I see the way you care for her, the way you talk to her, the way your face lit up whenever she’s around. I feel the way you love her, and its making me sad. I wanna be happy for you just like any good friend should feel but I can’t help but thinking what if I was the one, could you be any happier? There’s nothing I can do, I am just a friend who is willing to love you, to care for you and I can’t go on pretending that I’m not hurting because your heart didn’t choose to love me. Is this how our story ends? Believe me, I tried fighting these feelings, tried to hide it but I guess it’s too late now I am in love with you, my best friend. If I was the one you love. There’ll be no more tears of sorrow, only tears of joy. If I was the one by your side, you’ll never have a lonely night. If I was the arms you were embracing, I’ll give you so much love you’ll never ask for more. If I was the one in your life, I can’t even begin to tell you how beautiful our lives would be. If I could just have one wish, I’d wish you were mine. I would hold you near, kiss away your tears and love you like no other. You are the one for me, can I be the one for you?

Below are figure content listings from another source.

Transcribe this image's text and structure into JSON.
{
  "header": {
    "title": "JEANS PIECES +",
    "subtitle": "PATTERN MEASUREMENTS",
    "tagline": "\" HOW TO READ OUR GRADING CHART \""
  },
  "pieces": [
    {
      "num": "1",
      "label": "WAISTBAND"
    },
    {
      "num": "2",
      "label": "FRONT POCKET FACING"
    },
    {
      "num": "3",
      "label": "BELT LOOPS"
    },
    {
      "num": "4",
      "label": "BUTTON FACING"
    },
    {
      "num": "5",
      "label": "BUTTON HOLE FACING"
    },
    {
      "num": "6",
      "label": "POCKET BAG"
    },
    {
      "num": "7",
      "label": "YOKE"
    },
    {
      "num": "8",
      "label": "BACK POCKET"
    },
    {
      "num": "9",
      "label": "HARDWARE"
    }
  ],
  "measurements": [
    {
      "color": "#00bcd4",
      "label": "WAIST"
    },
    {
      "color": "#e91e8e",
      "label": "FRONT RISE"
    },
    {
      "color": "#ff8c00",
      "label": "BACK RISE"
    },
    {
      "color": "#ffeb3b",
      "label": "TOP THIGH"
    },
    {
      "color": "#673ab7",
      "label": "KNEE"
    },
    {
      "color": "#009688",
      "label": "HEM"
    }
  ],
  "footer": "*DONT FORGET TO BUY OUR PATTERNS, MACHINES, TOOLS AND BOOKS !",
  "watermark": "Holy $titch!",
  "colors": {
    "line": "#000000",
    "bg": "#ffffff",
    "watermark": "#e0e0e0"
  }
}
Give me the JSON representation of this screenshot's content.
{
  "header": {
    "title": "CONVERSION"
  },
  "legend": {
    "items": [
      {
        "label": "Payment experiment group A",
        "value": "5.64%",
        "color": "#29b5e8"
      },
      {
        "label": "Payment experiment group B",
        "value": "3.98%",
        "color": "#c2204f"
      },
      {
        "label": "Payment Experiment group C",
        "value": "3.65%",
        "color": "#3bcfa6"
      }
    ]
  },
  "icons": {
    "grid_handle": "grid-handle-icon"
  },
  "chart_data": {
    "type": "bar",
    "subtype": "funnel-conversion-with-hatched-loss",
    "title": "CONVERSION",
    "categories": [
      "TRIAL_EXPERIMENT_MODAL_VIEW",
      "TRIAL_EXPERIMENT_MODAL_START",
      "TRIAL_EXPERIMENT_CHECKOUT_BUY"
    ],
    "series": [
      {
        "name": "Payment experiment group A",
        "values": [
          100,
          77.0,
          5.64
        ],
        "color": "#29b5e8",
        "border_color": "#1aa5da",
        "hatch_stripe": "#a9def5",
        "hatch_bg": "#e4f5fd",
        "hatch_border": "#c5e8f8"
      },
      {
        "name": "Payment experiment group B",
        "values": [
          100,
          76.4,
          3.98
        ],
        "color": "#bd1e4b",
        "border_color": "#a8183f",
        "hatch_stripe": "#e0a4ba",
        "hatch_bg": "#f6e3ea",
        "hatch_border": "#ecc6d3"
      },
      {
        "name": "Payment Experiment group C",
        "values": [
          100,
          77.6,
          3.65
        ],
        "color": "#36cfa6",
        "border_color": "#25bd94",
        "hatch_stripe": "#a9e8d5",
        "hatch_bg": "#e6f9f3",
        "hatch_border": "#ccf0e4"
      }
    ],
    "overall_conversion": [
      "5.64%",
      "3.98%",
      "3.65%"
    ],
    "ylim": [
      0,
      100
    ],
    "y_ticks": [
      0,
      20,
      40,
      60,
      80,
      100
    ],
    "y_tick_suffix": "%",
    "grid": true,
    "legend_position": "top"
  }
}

You will never be mine. I guess it is simply not meant to be. She is there in your life and she holds your heart. The lonely nights I spent alone while you share your nights with her, this ain’t feel right. A friend is all you can see in me and I try to be just a friend but my heart knows otherwise you are more than just a friend to me. My heartbreaks every time you talk about her, my heart bleeds when you run to me and seek for advice. Am I betraying our friendship knowing that deep inside my heart I am wishing that you see me the way you see her.
If only I could be the one for you like you are the one for me. If I could just ask Cupid to make you love me, if I can be more than just a friend to you. I want to be beside you, to be near you, to reach you. Sometimes I wanna scream "I Love You" out loud. There are times I pray, that I’ll find the strength to tell you all the feelings that I try to hide. The raging emotions that’s been bursting in my head and hurting my heart. We are just friends and that’s enough for me. I’ll rather have your friendship than have nothing at all. But still I can’t help but wondering all the could’ve been if I was the one in your life.